There has also been a gradual increase in the number of studies of the effects of odor, such as the use of aromatherapy, and these studies shed light on the pharmacological and physiological effects of essential oils used experientially [22, 23]. There have been more sophisticated studies of the effects of lavender, which is very well known as a traditional holistic relaxant. These studies reported an increase in parasympathetic modulation in middle-aged women with insomnia , the relaxing effect of lavender on patients undergoing cosmetic procedures , and a significant improvement of agitated behavior in severe dementia patients .
However, there are not so many studies regarding the other senses. The tactile sense has been especially neglected, in spite of its importance in human emotion.
Although the skin is the only sense organ that recognizes the real world , few studies deal with the tactile (the sense of touch). The skin’s development originates in the same way as the brain and that is why it is sometimes referred to as ‘the third brain’ . The skin is an organ that possesses higher functions, such as cognition and judgment .
Moreover, it is said that there is a close relationship between tactile stimuli and brain chemistry, such as oxytocin and serotonin [28, 29], which manages the sociality of human beings. The latest research also shows strong relationship between touch and emotions .
Above all, the skin separates and distinguishes between human beings and the environment. The mind was not born without existence of the skin .
Previous studies on the tactile sense and plants are limited. Abe and Masuyama  focused on the tactile qualities of wood as a material. Yamada  investigated the qualities of residence, and wood has excellent qualities for fit habitation. Miyazaki et al.  and Miyazaki and Morikawa  reported that touching wood gives one a relaxed feeling while touching metal induces a stress reaction. In this way, some previous studies dealt with the tactile nature of wood as a material, but only a few studies focused on empirical evidence that touching living plants gives people a feeling of comfort and relaxation [36, 37].
Animal-assisted therapy is known as a therapy that utilizes living creatures. Plant-assisted therapies, such as horticultural therapy, are very similar to animal-assisted therapies in that a social effect is expected through prolonged activity. On the other hand, the effect of short-term tactile stimuli of animal-assisted therapy is acknowledged [38, 39], but the effect of short-term touching of plants is not.

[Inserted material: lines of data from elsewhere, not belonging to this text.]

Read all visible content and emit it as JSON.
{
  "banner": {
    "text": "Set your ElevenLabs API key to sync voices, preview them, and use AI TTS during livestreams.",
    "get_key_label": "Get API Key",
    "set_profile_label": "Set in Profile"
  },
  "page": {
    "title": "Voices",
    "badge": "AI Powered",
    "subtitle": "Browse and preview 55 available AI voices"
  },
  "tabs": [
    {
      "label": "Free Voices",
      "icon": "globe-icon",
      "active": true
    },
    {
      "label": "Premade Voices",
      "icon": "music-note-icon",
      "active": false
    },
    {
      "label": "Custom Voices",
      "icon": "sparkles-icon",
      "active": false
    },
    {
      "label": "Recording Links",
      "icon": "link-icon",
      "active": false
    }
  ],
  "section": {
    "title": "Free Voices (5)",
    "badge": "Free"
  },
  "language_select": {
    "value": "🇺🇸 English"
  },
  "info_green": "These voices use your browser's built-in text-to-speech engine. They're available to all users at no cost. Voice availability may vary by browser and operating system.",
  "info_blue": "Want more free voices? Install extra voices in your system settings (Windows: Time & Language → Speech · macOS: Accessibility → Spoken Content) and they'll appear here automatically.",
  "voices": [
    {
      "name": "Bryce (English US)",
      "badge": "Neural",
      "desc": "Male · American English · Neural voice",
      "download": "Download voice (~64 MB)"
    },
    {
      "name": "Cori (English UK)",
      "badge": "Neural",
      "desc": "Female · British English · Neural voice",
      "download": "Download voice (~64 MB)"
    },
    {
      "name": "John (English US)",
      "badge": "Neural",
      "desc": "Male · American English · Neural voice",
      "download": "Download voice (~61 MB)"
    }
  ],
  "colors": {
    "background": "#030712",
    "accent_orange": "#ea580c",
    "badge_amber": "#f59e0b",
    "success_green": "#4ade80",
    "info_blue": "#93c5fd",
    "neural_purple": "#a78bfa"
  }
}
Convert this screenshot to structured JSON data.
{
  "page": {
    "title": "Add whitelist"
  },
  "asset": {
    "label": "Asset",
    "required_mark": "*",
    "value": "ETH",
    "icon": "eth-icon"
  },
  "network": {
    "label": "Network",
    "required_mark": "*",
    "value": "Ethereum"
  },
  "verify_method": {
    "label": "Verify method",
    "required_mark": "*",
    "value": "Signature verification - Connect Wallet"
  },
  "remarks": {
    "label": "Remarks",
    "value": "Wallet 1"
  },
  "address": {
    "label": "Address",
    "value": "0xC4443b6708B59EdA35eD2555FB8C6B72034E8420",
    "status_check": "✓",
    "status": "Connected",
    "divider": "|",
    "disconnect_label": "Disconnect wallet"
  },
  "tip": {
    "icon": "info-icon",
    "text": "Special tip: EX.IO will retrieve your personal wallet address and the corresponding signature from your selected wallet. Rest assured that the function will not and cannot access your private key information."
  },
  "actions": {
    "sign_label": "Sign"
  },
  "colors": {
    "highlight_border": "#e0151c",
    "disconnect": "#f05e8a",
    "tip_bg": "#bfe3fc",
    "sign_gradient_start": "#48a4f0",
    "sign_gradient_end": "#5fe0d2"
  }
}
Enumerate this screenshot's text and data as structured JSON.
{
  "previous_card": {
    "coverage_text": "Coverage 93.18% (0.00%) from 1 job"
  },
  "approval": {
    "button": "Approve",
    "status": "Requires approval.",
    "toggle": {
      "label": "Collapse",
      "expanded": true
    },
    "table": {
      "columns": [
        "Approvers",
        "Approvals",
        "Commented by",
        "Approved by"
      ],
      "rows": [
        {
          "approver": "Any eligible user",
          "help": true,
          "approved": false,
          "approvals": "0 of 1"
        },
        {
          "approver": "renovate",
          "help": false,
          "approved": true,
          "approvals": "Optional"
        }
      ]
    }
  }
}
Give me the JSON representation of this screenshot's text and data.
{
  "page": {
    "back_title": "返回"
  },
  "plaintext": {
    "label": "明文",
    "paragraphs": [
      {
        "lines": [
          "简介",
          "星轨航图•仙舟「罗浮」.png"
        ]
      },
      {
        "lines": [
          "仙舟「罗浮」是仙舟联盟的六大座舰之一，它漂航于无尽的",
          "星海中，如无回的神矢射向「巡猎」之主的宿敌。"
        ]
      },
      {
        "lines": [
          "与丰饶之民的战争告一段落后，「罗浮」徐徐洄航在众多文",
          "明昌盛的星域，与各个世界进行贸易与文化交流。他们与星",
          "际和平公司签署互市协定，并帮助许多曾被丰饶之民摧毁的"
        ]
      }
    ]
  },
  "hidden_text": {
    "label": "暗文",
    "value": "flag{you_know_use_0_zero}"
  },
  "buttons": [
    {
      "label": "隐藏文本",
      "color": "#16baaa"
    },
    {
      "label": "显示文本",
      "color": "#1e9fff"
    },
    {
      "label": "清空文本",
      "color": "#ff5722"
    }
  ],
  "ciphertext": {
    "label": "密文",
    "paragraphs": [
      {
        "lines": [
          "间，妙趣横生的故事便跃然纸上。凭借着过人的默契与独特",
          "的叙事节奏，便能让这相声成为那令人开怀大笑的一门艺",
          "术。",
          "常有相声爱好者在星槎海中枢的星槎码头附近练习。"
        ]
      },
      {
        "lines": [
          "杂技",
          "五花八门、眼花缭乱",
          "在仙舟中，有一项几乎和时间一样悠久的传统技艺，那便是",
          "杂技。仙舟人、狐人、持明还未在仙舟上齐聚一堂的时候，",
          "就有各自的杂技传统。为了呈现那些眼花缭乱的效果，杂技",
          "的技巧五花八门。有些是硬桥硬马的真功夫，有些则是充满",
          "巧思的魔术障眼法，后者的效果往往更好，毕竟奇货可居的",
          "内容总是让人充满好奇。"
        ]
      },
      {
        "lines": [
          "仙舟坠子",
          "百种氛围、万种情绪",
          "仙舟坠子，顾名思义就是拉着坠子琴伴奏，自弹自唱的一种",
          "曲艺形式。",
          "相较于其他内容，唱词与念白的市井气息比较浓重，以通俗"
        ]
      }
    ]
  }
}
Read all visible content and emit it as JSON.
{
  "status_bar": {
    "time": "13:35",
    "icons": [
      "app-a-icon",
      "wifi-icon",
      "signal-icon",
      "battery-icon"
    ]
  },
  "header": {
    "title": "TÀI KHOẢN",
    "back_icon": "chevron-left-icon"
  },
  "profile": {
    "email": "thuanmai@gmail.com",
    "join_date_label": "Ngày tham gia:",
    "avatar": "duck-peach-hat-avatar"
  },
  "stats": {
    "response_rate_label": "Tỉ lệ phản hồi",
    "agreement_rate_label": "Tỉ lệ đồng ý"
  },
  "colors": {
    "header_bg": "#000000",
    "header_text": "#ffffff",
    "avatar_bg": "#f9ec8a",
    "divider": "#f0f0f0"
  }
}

Therefore, the aim of this study is to clarify the psychological and physiological effect of touching living plants in the laboratory. Since many previous studies show that plants and nature can have both recuperative and relaxing effects, it is to be expected that touching plants can also have psychological and physiological effects. Although the physiological mechanism of such theories advocated by Ulrich and Kaplan and Kaplan is not fully clear, it seems that there may be a positive influence on the immunological system as a result of lessening strain in the sympathetic nerve. In some past studies, Miyazaki has mentioned that activity in the prefrontal area was calmed by the olfactory stimulus of wood and the forest environment . Therefore, the same change would be anticipated in this study through the stimulus of touching plant foliage. This understanding will help the fundamental understanding of the relationship between people and plants and contribute to the optimum uses of plants and green spaces in urban areas.